SOURCE / GT VOICE
GT Voice: US mulling new chip curb is short-sighted, hegemonic
Published: May 06, 2025 11:17 PM
Illustration: Chen Xia/GT

Illustration: Chen Xia/GT

It seems that the recent developments surrounding US export controls on advanced artificial intelligence (AI) chips underscore its deepening anxiety in the face of China's technological advancement. Its reliance on an escalating chip blockade, aimed at preserving US technological hegemony, is a short-sighted approach that won't help in enhancing the competitiveness of the AI industry in the US and curbing China's technological progress in this crucial field.

A US lawmaker plans to introduce legislation in coming weeks to verify the location of AI chips like those made by Nvidia after they are sold, Reuters reported on Monday. The move aims to address so-called reports of smuggling of Nvidia's chips into China, the report said.

The news comes just a few days after Nvidia blasted AI startup Anthropic in a rare public clash. 

After Anthropic argued for tighter export controls on AI chips to China and enforcement, claiming smuggling tactics involved chips hidden in "prosthetic baby bumps" and "packed alongside live lobsters," a spokesperson for Nvidia said that "American firms should focus on innovation and rise to challenge, rather than tell tall tales," according to CNBC. Anthropic is an AI start-up backed by billions from Amazon and relies heavily on Nvidia hardware to train its models, CNBC reported.

The latest developments, from the proposed legislation to track chip locations to groundless claims about chip smuggling to China, are a clear manifestation of the "small yard, high fence" mindset of technology blockade in the US. 

Behind these lie Washington's growing unease about China's rapid technological advancement. As China accelerates its breakthroughs in chip technology and ramps up alternative research, development and production, some in the US have become increasingly extreme and paranoid in their attempts to tighten export controls.

However, the US seems to have forgotten a fundamental truth: technological development advantages have never been achieved through blockades and containment. 

The US technology blockade reveals a fundamental misunderstanding of the true essence of innovation. Widely recognized as the key of the next wave of technological revolution, AI flourishes not based on tech barriers, but rather on innovation. 

The US government's efforts to maintain its competitive edge by stifling the development of AI technologies in others is a misguided strategy that ultimately undermines its own interests. Rather than bolstering its own AI industry, such measures risk harming the interests of US enterprises. 

Using 20th-century geopolitical tactics to cope with a 21st-century technological revolution will only produce the opposite effect. There are already examples of this, and there will be more.

Since 2022, the US government has restricted the export of Nvidia's high-end chips to China in an attempt to delay China's AI development through the "small yard, high fence" strategy. However, the recent emergence of DeepSeek, which has achieved significant breakthroughs in AI capabilities despite operating under low computational power, serves as a compelling testament to the resilience and ingenuity of China's technological landscape. This development underscores the futility of attempts to stifle China's innovation. 

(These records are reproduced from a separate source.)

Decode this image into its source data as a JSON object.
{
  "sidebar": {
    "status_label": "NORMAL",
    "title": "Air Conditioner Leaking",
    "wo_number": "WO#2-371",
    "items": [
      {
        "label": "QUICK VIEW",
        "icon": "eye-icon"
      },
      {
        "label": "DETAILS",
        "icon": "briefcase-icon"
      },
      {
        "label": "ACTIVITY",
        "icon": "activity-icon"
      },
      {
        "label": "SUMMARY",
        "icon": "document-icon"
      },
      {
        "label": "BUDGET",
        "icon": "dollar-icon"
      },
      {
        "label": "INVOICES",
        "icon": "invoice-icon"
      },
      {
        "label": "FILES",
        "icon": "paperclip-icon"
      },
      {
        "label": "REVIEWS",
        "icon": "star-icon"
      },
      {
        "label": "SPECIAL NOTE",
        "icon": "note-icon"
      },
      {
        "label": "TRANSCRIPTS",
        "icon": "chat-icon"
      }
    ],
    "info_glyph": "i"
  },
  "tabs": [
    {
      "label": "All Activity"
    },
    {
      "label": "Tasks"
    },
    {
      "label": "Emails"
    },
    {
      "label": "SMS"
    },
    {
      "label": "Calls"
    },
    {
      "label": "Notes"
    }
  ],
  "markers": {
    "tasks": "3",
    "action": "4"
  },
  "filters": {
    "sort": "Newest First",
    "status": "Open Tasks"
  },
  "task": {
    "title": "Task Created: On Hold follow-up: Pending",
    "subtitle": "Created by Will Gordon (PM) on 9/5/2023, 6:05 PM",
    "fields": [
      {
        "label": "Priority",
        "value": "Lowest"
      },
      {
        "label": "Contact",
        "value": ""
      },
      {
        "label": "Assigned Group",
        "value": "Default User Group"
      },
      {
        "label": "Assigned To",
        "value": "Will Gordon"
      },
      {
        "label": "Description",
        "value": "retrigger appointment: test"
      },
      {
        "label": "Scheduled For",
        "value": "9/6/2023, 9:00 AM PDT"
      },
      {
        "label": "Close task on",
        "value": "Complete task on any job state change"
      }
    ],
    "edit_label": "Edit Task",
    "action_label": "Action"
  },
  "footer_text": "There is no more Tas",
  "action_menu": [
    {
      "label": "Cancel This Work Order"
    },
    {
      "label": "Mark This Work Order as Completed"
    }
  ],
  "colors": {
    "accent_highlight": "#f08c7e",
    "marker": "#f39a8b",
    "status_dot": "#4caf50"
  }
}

In the AI field, China has demonstrated remarkable innovative spirit. According to the World Intellectual Property Organization, China has emerged as the leading country in terms of AI-related patent holdings globally, accounting for 60 percent of the world total, according to Xinhua News Agency.

China's AI industry surpassed 700 billion yuan ($96.06 billion) in 2024, having sustained a growth rate of more than 20 percent for several consecutive years, according to a report released by the China Center for Information Industry Development last month.

While the path to breakthroughs in China's chip industry is undoubtedly fraught with challenges, more and more Chinese companies are delving into chip research and development, making strides in all aspects of the industrial chain, from equipment and materials to design, in an effort to reduce reliance on external technologies. History has proven, and will continue to prove, that no external blockade can impede the innovative progress in China.